You can explore “Why Corporate Culture Is Becoming More Important.” And, you can see how productive culture will boost your organization’s performance.
Before we launch into how company culture begins with the board, let’s define the term we’re using.
The Definition of Company Culture
According to Wikipedia, company culture (also referred to as organizational culture) “encompasses values and behaviors that contribute to the unique social and psychological environment of an organization…and includes the organization’s vision, values, norms, systems, symbols, language, assumptions, environment, location, beliefs, and habits.”
Yes, that’s a long definition! To simplify, culture is created through a blend of the practices, policies, and people that make up an organization.
So how exactly does your board of directors fit into the world of company culture? It might seem like company culture is guided heavily by the CEO. However, boards set the tone for CEOs through hiring decisions and succession planning.
As Spencer Stuart explains, “Boards can ensure that the CEO and executive team have the cultural fluency needed to define culture, and that they are attentive to culture and its impact on business performance.
To this end, boards may decide to consider an executive’s ability to manage culture as part of individual performance reviews and the succession planning process.”
So outside of CEO selection, how do board members “set the tone” for a positive culture inside of the company?
Company Culture Starts in the Boardroom
Culture all starts with organized, transparent, and intentional corporate governance.
When C-suite leaders trust that board members are giving the company their best, they are freed up to address other culture issues. They’re also freed up to strengthen and grow the positive elements that already exist.
Take the example of light of recent corporate scandals at big-hitters like Uber, Wells Fargo, and Equifax. Boards are realizing that corruption, unethical behavior, and other negative, cultural qualities can ultimately damage a company’s bottom line.

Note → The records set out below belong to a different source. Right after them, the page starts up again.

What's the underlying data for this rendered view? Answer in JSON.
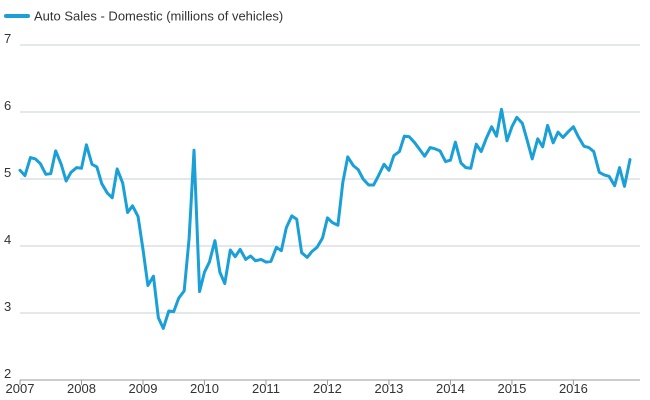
{
  "chart_data": {
    "type": "line",
    "title": "",
    "xlabel": "",
    "ylabel": "",
    "ylim": [
      2,
      7
    ],
    "yticks": [
      2,
      3,
      4,
      5,
      6,
      7
    ],
    "xlim": [
      2007.0,
      2016.92
    ],
    "xticks": [
      "2007",
      "2008",
      "2009",
      "2010",
      "2011",
      "2012",
      "2013",
      "2014",
      "2015",
      "2016"
    ],
    "grid": "horizontal",
    "legend": "top-left",
    "series": [
      {
        "name": "Auto Sales - Domestic  (millions of vehicles)",
        "color": "#1a9fd6",
        "x": [
          2007.0,
          2007.08,
          2007.17,
          2007.25,
          2007.33,
          2007.42,
          2007.5,
          2007.58,
          2007.67,
          2007.75,
          2007.83,
          2007.92,
          2008.0,
          2008.08,
          2008.17,
          2008.25,
          2008.33,
          2008.42,
          2008.5,
          2008.58,
          2008.67,
          2008.75,
          2008.83,
          2008.92,
          2009.0,
          2009.08,
          2009.17,
          2009.25,
          2009.33,
          2009.42,
          2009.5,
          2009.58,
          2009.67,
          2009.75,
          2009.83,
          2009.92,
          2010.0,
          2010.08,
          2010.17,
          2010.25,
          2010.33,
          2010.42,
          2010.5,
          2010.58,
          2010.67,
          2010.75,
          2010.83,
          2010.92,
          2011.0,
          2011.08,
          2011.17,
          2011.25,
          2011.33,
          2011.42,
          2011.5,
          2011.58,
          2011.67,
          2011.75,
          2011.83,
          2011.92,
          2012.0,
          2012.08,
          2012.17,
          2012.25,
          2012.33,
          2012.42,
          2012.5,
          2012.58,
          2012.67,
          2012.75,
          2012.83,
          2012.92,
          2013.0,
          2013.08,
          2013.17,
          2013.25,
          2013.33,
          2013.42,
          2013.5,
          2013.58,
          2013.67,
          2013.75,
          2013.83,
          2013.92,
          2014.0,
          2014.08,
          2014.17,
          2014.25,
          2014.33,
          2014.42,
          2014.5,
          2014.58,
          2014.67,
          2014.75,
          2014.83,
          2014.92,
          2015.0,
          2015.08,
          2015.17,
          2015.25,
          2015.33,
          2015.42,
          2015.5,
          2015.58,
          2015.67,
          2015.75,
          2015.83,
          2015.92,
          2016.0,
          2016.08,
          2016.17,
          2016.25,
          2016.33,
          2016.42,
          2016.5,
          2016.58,
          2016.67,
          2016.75,
          2016.83,
          2016.92
        ],
        "values": [
          5.13,
          5.05,
          5.32,
          5.3,
          5.23,
          5.07,
          5.08,
          5.42,
          5.22,
          4.97,
          5.1,
          5.17,
          5.16,
          5.51,
          5.22,
          5.18,
          4.93,
          4.79,
          4.72,
          5.15,
          4.94,
          4.5,
          4.6,
          4.44,
          3.95,
          3.41,
          3.55,
          2.93,
          2.77,
          3.03,
          3.02,
          3.22,
          3.33,
          4.11,
          5.43,
          3.32,
          3.61,
          3.76,
          4.08,
          3.61,
          3.44,
          3.94,
          3.84,
          3.95,
          3.8,
          3.85,
          3.78,
          3.8,
          3.76,
          3.77,
          3.98,
          3.93,
          4.27,
          4.45,
          4.4,
          3.9,
          3.83,
          3.92,
          3.98,
          4.12,
          4.42,
          4.35,
          4.31,
          4.95,
          5.33,
          5.2,
          5.14,
          5.0,
          4.91,
          4.91,
          5.05,
          5.22,
          5.13,
          5.35,
          5.41,
          5.64,
          5.63,
          5.54,
          5.44,
          5.34,
          5.47,
          5.45,
          5.42,
          5.26,
          5.28,
          5.55,
          5.24,
          5.17,
          5.16,
          5.52,
          5.41,
          5.6,
          5.78,
          5.64,
          6.04,
          5.57,
          5.78,
          5.92,
          5.83,
          5.57,
          5.3,
          5.6,
          5.48,
          5.8,
          5.54,
          5.7,
          5.62,
          5.71,
          5.78,
          5.63,
          5.49,
          5.47,
          5.41,
          5.1,
          5.06,
          5.04,
          4.9,
          5.17,
          4.89,
          5.29
        ]
      }
    ]
  }
}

In fact, the National Association for Corporate Directors picked up the topic and ran with it in their recent report, “Culture as a Corporate Asset.” The gist of the report can be gleaned from a few lines at the beginning of the report, which state:
“As directors, we have a responsibility to bring more rigor to the discussion about organizational culture. We are well-positioned to play this role: directors’ independence is an advantage, not a hindrance, in culture-oversight activities.”